Pınar, yeni arkadaşım. Uzun zamandır adını duyduğum ama daha yeni tanışıp yazışmaya başladığım hayat dolu, neşeli, işli güçlü, evli barklı ve de CP'li arkadaşım. O'ndan, yaşadıklarından ve de annesinin deneyimlerinden yararlanacağım çok şey olduğunu düşündüğümden kendisinden bana yazılar yazmasını rica ettim. O da beni kırmadı ve çocukluğu ile ilgili çok güael bir yazı yolladı. Paylaşmayı borç bildim:


"Dikkat çekici bir çocuktum. Alnıma düşen sarı buklelerim, uzun kıvrık kirpiklerim ya da menekşe rengi kocaman gözlerim yoktu ama herhangi bir yere girdiğimde herkesin bana baktığını, bakmakla kalmayıp inceden süzdüğünü görürdüm. Çünkü “bir tuhaflık” vardı bende.

Aklımın erdiğine inandıklarında annem o önemli konuşmayı yapmış ve “yarım spastik” olduğumu vuruvermişti yüzüme. “Sen farklısın, hiçbir şeyi başkaları gibi yapamayacaksın ama başkaları gibi yapamamak dünyanın sonu değil.” Gibi bir şeyler söylediğini hatırlıyorum. Başıma gelen bu şeyin nedenini sorduğumda ayrıntı sever bir kadın olarak gereğini yapmış ve uzun uzun anlatmıştı her şeyi.

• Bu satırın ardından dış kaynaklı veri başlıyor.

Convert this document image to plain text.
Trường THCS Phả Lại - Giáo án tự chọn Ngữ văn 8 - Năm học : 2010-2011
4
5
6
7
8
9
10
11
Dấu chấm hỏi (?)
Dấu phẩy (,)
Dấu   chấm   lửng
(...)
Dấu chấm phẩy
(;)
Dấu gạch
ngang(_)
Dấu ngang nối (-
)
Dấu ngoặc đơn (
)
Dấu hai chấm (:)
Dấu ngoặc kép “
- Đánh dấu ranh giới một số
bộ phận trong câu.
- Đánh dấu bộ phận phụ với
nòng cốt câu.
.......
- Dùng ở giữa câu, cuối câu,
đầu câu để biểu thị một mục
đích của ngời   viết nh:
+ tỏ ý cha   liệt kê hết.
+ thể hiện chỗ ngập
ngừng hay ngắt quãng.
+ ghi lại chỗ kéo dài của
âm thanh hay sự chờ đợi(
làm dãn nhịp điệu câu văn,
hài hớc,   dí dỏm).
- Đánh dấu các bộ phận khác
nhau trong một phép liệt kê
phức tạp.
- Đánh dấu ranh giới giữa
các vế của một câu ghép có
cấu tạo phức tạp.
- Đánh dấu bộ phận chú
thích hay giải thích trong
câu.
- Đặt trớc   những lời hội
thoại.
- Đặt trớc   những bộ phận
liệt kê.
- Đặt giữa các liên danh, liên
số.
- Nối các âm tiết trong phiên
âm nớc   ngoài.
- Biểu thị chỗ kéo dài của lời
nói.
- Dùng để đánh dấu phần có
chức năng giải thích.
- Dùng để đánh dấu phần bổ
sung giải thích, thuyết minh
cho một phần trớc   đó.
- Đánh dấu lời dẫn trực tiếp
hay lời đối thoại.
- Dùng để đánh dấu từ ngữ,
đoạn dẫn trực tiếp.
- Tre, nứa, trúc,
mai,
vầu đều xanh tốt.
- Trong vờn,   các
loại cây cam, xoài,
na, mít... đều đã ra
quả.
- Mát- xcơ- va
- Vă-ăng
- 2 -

Annem için benim ne olduğum önemli değildi. Beni koşulsuz bir sevgiyle seviyordu ve başkalarının beni kabullenip kabullenmemesi umurunda değildi. Tıpkı diğer çocuklar gibi –bir yıl rötarlı da olsa- ilkokula gidecek ve belki de sınıfın en temiz ve özenli giyinen kızı olacaktım. Oldum da. Annemin ördüğü süeterleri giymeye, dantel yakalıkları takmaya da ilkokulda başladım. Daha doğrusu, hatırladığım ilk “anne örmesi” eşyalar bunlardı.

Şimdikilerle kıyaslandığında annemin bu işte epeyce acemi olduğunu söyleyebilirim. Sanırım benim bedensel gelişimimle haddinden fazla ilgilenmesi ve adeta kendisi de spastikmiş gibi egzersizleri benimle birlikte yapması onun örgü mesaisinden çalıyordu. Yaşım ilerleyip artık annesiz hareket etmeye başladığımda annemin örüp bana giydirdiklerinin hem sayısı arttı, hem de niteliği değişmeye başladı.

Annem daima öğretmenlerimle özel ilişkiler kurduğu ve bana gözkulak olmaları için hiçbir fedakarlıktan kaçınmadığı için gelip giden tüm ilkokul öğretmenlerim –ki toplam beş taneydi- örneğin ilikleyemediğim ceket düğmelerini ilikler, çözülmüş olan ayakkabıı bağlarımı bağlarlardı. Diğerleri gibi olmadığımı ispatlayan bütün ayrıntılardan nefret eder, öğretmenlerimin gösterdiği bu “fazla şefkatten” hiç hoşlanmazdım.

Bütün bu ekstra çevre yardımlarına ve öğretmenle geçirilen fazladan dakikalara bir de “bakayım hırkana, annen yine döktürmüş, yaklaş biraz da şu örneği alayım”lar eklenince, dikkatler iyice üzerime toplanır ve annemin ördükleri başıma fena halde bela olurdu.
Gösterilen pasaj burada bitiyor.